”おひとりさま専用スポーツカー”S660に2年半乗って思ったこと

ホンダ S660とはどんな車か?

ホンダ S660(栗原祥光撮影)

今一度、S660について簡単に説明しよう。ミッドシップ・リアドライブのオープン2シーターというパッケージに、660ccの直列3気筒ターボエンジンを搭載。トランスミッションは6速マニュアルとCVTの2種類から用意されている。端的に言えば、同社が過去販売していたBeatの現代版だ。

開発責任者は当時26歳という椋本陵氏。本田技術研究所の50周年を記念した新商品提案コンペで、「車離れが言われる若い世代から、『車って楽しいんだぜ』というメッセージを世の中にストレートに発信したい」という彼の応募案が優勝したことがきっかけになったという。

また椋本氏は以前S2000を中古で買い求めて所有していたそうだが、その性能を持て余していたため、自分にとって等身大のスポーツカーを作りたいという思いがあったそうだ。

曖昧ながらも明確なコンセプトから誕生したS660は、ホンダでしか作りえない、そして誰もが「ホンダらしい」と思えるクルマに仕上がり世に送り出された。

ホンダは長年、日本のロック・バンド「ハイロウズ」の楽曲「日曜日よりの使者」を企業CMに用いていたが、S660はその言葉がピッタリといったクルマとして、世間に迎え入れられ、発売当初は納車まで1年待ちとまで言われるほどの人気を誇った。現在の納期は2~3ヶ月ほど。それほど待たなくてもS660は貴方の手元にやってくる。

エコで経済的なS660

ホンダ S660(栗原祥光撮影)

▶︎エンジンフードを空けた状態。

S660の利点は、スポーツカーとしては異例ともいうべき維持費が安いことがあげられる。軽自動車であるため、維持費が普通車に比べてかなり安い。自動車税はリッターカーの1/3といえる金額だし、車体が軽いため新規登録や車検時に納める重量税も控えめだ。

高速道路の通行料ももちろん安い。気になる実燃費も走行シーンによるとはいえリッター17km~18km(CVTの場合)と、さすがにハイブリッド車には劣ってしまうものの、スポーツカーとしてはかなりの高燃費だ。

見た目も、最近のSUVやミニバン、軽バンのような、高さを稼いだ結果による大型グリルと威嚇するような切れ長の目による顔つきとは異なるスマートさを感じさせるもの。1990年台のインテグラやシビックを彷彿とさせる、どこか知的な印象を漂わせる。

軽自動車規格ギリギリの大きさとはいえ、コンパクトなボディは都内の狭い道にも余裕で対応。エコで経済的、それでいてスポーツカーだから走りは楽しい。そんなS660を買わない手はない。

ラゲッジスペースはどうか?

ホンダ S660(栗原祥光撮影)

▶︎ラゲッジスペースを空けたところ。雨が降っても浸水することはないが、横幅が狭いため、入れるものはかなり限られる。
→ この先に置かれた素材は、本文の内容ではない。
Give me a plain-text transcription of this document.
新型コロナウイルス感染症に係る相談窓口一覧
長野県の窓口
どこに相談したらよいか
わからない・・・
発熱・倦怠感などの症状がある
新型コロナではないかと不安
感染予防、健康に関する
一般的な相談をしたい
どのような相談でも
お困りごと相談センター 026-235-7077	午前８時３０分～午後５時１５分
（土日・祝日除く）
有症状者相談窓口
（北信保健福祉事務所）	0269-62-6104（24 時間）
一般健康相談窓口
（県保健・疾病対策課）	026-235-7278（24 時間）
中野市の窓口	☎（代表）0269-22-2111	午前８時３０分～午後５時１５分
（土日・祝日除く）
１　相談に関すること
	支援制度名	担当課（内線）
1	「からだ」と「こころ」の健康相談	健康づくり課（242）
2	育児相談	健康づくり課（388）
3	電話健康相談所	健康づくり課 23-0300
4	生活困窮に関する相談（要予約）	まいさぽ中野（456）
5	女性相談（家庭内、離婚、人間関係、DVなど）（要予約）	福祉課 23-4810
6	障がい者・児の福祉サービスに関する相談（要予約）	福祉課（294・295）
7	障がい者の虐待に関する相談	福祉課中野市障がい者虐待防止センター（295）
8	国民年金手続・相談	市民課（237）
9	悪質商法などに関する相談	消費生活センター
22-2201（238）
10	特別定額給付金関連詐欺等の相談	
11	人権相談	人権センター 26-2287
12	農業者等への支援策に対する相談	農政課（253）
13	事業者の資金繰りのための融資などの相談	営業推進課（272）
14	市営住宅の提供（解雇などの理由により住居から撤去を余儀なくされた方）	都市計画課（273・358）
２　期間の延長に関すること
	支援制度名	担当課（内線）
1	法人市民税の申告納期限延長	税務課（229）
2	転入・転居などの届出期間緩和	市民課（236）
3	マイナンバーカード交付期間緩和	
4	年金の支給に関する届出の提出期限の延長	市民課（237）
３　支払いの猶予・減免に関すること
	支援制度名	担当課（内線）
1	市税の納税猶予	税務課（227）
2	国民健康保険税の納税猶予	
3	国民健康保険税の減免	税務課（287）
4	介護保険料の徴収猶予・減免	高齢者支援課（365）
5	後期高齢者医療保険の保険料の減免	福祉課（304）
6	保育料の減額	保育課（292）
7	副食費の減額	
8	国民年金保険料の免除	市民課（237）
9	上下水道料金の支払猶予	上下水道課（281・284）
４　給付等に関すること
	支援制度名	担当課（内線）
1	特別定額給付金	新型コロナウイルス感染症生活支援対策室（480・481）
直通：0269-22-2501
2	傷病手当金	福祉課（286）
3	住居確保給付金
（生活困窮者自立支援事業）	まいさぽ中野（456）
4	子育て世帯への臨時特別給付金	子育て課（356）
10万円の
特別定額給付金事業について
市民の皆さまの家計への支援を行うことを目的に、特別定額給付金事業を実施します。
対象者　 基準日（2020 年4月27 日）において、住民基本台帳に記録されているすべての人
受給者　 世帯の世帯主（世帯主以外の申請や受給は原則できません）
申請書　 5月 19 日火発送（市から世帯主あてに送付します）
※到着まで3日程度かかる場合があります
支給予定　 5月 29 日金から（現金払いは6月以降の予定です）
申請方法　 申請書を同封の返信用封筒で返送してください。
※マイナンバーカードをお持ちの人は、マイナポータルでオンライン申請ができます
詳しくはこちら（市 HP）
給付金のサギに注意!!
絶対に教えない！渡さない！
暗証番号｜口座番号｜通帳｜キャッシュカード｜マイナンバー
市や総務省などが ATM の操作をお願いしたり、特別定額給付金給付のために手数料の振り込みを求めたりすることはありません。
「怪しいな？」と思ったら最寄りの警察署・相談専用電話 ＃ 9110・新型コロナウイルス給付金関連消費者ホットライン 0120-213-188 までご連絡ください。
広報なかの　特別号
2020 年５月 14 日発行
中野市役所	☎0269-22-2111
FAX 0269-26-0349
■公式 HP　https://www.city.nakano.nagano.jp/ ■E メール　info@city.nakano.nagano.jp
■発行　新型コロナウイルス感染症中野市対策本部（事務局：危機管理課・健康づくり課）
しかし、そんなS660を購入する上で最大の障害になるのは、走りと引き換えに失った実用性の乏しさだ。ラゲッジスペースといえる場所がほとんどないため、物を運ぶ、ということには適していないのだ。

フロントに幌を収容する場所があるので、そこに何かを入れることはできるのだが、直近にラジエーターが配置されているため、庫内はかなり熱くなる。そのため収納できるものは限られる上に、幅が狭いためボストンバッグの一つも入らない。よって運転手の荷物は助手席に置くことになるのだが、どんな大きさでも、というわけにはいかず、経験上飛行機内持ち込み可能な大きさのバッグが上限といったところ。

旅行取材の多い筆者は、その大きさのバッグを複数個用意し、まるでパズルゲームのごとく車内に詰め込むことで対応している。そのような有様だから、助手席に人を乗せる必要がある場合は、自身の荷物は財布と鍵だけとし、かつ同乗者に対して事前に「手荷物は一つまで」と伝えて対応するか、レンタカーを借りるなど別のクルマを利用するのが懸命だ。

このラゲッジスペース問題に関しては「おひとりさま専用スポーツカー」と言わざるを得ない。それさえ納得すれば、乗り出し250万円強で、日々の生活がよりハッピーになるカーライフが約束されている。